8. Compliance requirements

The platform must satisfy multiple regimes at once: India DPDP, GDPR for EU-adjacent patients, HIPAA for US data and partners, and corridor-specific rules, plus the NMC anti-commission boundary and sanctions and AML obligations. The product-level detail is in Legal, Compliance and Policy. Engineering obligations:

  • Build the consent ledger and DSAR workflow as first-class services.
  • Implement per-corridor data residency driven by Country Packs.
  • Implement sanctions and AML screening on payments and enhanced-risk corridors, blocking escrow release on an open match.
  • Enforce breach detection and notification within the regulatory timelines.
  • Keep the facilitator-not-provider boundary in product copy and in data handling (no clinical decisioning in the platform).
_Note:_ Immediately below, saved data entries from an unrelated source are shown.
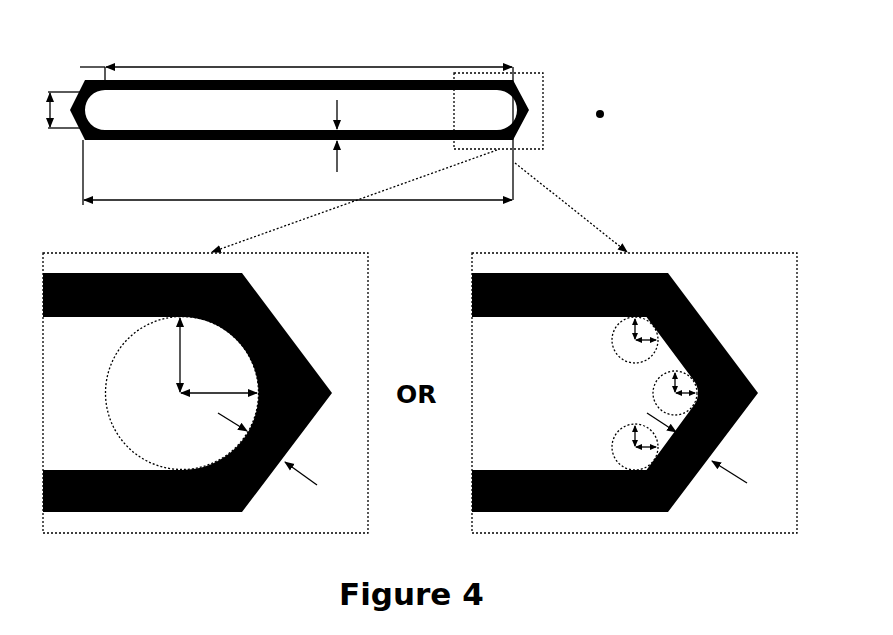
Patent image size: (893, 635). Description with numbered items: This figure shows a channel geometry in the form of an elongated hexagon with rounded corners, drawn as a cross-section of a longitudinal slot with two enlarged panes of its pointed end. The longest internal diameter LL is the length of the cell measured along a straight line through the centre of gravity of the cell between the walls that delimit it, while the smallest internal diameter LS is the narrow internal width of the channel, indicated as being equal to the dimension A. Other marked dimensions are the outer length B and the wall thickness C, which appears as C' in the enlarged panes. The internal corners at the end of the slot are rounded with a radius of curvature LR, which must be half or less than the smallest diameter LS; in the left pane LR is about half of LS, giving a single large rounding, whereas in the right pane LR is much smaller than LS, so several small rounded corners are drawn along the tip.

The inner channel height (distance between inner walls) A is at (47, 110).
The length of the straight outer wall portion B is at (296, 114).
The wall thickness C is at (355, 145).
The longest internal diameter LL is at (297, 172).
The radius of curvature LR is at (616, 345).
The wall thickness at the tip in enlarged view C' is at (536, 482).
The smallest internal diameter LS is at (645, 115).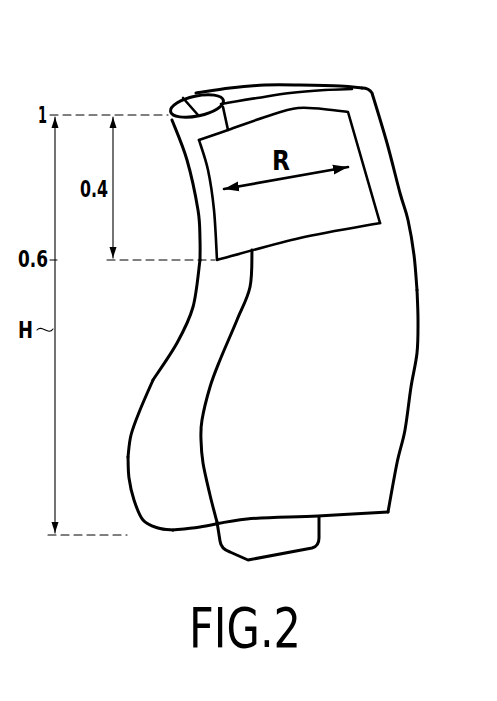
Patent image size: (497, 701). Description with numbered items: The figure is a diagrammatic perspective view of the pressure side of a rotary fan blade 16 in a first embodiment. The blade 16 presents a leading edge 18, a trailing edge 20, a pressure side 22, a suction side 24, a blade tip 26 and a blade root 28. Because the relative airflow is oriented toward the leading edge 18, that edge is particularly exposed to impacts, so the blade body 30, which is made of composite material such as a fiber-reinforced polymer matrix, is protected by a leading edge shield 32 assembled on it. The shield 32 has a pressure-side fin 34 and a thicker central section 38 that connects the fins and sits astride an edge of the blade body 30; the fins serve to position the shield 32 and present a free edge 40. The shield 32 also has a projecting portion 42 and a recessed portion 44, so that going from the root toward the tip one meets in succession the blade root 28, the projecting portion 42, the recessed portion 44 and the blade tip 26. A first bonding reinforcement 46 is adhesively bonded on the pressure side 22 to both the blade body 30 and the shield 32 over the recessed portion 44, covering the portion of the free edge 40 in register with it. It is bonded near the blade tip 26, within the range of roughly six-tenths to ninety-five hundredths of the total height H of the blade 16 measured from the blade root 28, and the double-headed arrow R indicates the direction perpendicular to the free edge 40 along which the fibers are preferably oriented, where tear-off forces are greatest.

The rotary blade 16 is at (118, 100).
The leading edge 18 is at (173, 347).
The trailing edge 20 is at (418, 305).
The pressure side 22 is at (382, 186).
The suction side 24 is at (250, 85).
The blade tip 26 is at (267, 90).
The blade root 28 is at (328, 546).
The blade body 30 is at (377, 428).
The leading edge shield 32 is at (126, 462).
The pressure-side fin 34 is at (210, 109).
The central section 38 is at (178, 107).
The free edge 40 is at (210, 385).
The projecting portion 42 is at (140, 408).
The recessed portion 44 is at (197, 238).
The first bonding reinforcement 46 is at (342, 135).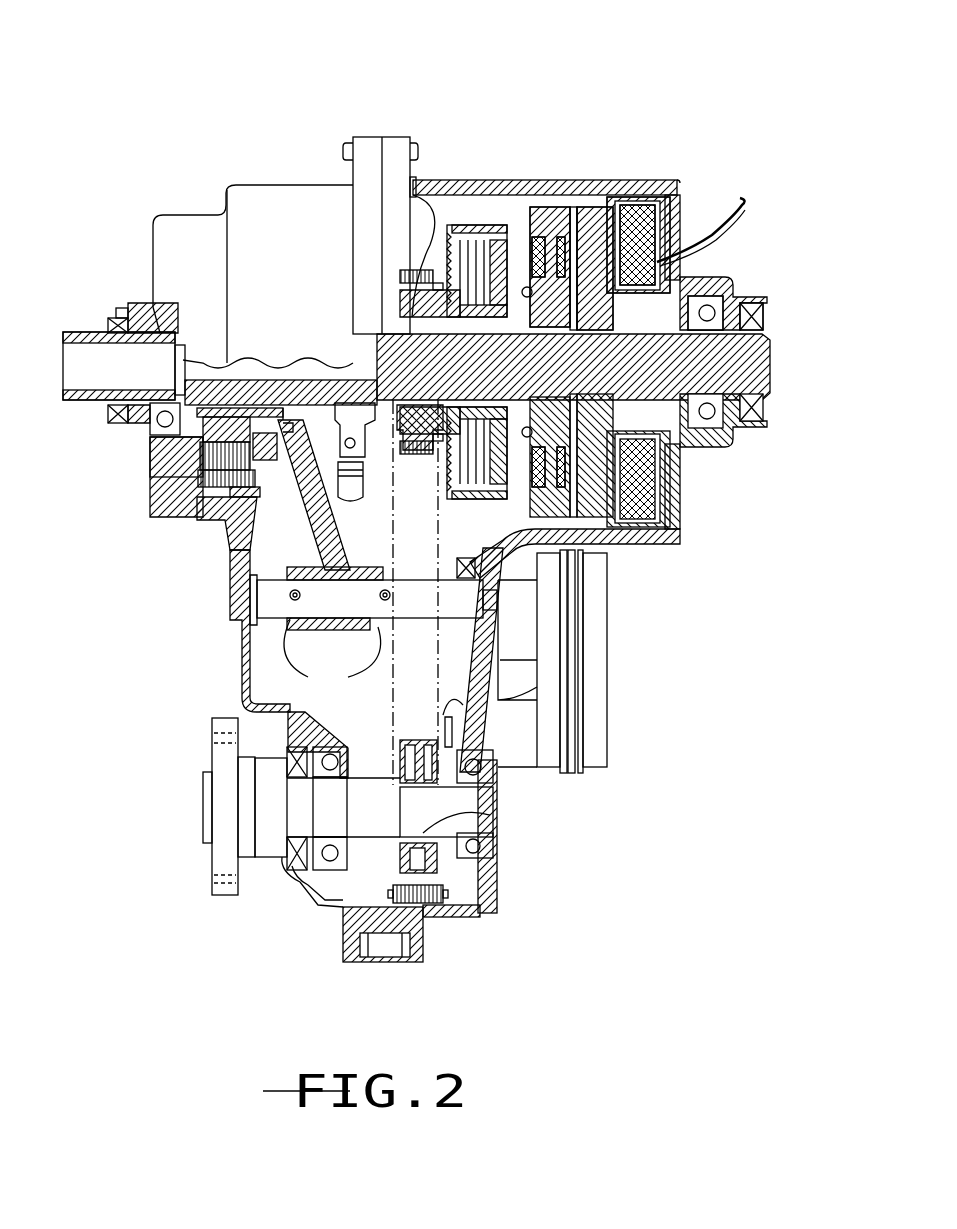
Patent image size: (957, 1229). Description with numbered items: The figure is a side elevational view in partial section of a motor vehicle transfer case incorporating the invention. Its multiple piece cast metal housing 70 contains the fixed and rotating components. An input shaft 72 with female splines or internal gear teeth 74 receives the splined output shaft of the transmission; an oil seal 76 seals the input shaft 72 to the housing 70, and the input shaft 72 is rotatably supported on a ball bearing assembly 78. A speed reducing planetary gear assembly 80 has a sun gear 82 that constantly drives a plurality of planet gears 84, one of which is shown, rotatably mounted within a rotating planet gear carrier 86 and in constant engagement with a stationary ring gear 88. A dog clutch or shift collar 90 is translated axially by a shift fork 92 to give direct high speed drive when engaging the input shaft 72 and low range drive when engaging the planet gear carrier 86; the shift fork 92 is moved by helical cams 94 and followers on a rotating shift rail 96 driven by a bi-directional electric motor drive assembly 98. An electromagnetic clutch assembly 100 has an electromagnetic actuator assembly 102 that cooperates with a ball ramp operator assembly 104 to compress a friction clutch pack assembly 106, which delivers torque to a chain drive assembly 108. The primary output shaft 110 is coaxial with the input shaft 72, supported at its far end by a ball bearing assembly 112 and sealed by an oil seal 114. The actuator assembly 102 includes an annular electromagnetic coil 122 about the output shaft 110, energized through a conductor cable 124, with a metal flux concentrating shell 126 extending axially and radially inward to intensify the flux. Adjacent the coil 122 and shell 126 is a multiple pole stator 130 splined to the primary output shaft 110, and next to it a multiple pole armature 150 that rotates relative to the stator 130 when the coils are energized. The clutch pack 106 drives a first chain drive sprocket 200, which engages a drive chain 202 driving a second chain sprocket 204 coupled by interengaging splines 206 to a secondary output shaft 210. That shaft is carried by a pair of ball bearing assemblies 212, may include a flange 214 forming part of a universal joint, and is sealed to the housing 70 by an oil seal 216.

9. Secure API design standards

  • Authenticate then authorise every request; deny by default; never trust the client for access decisions.
  • Validate all input against the schema at the boundary; reject unknown fields; bound sizes and lengths.
  • Idempotency on every create and money or booking operation.
  • No sensitive data in URLs (use the body or headers); tokens in the Authorization header only.
  • Rate limit per token and IP; stricter limits on auth and money endpoints; lockout and backoff on auth.
  • Stable, minimal error contract that never leaks internals; a requestId on every response.
  • Output encoding and content-type enforcement to prevent injection; parameterised queries only.
  • Least-privilege service identities; service-to-service auth with mTLS or signed tokens.
  • Versioned, backward-compatible changes; deprecations announced and dual-run.
  • Security headers on the web tier (CSP, HSTS, X-Content-Type-Options, Referrer-Policy) and a WAF at the edge.
  • Test the controls. Authorization, tenant isolation, idempotency and rate limiting are covered by automated tests; run a periodic security review (the repository provides a security-review workflow).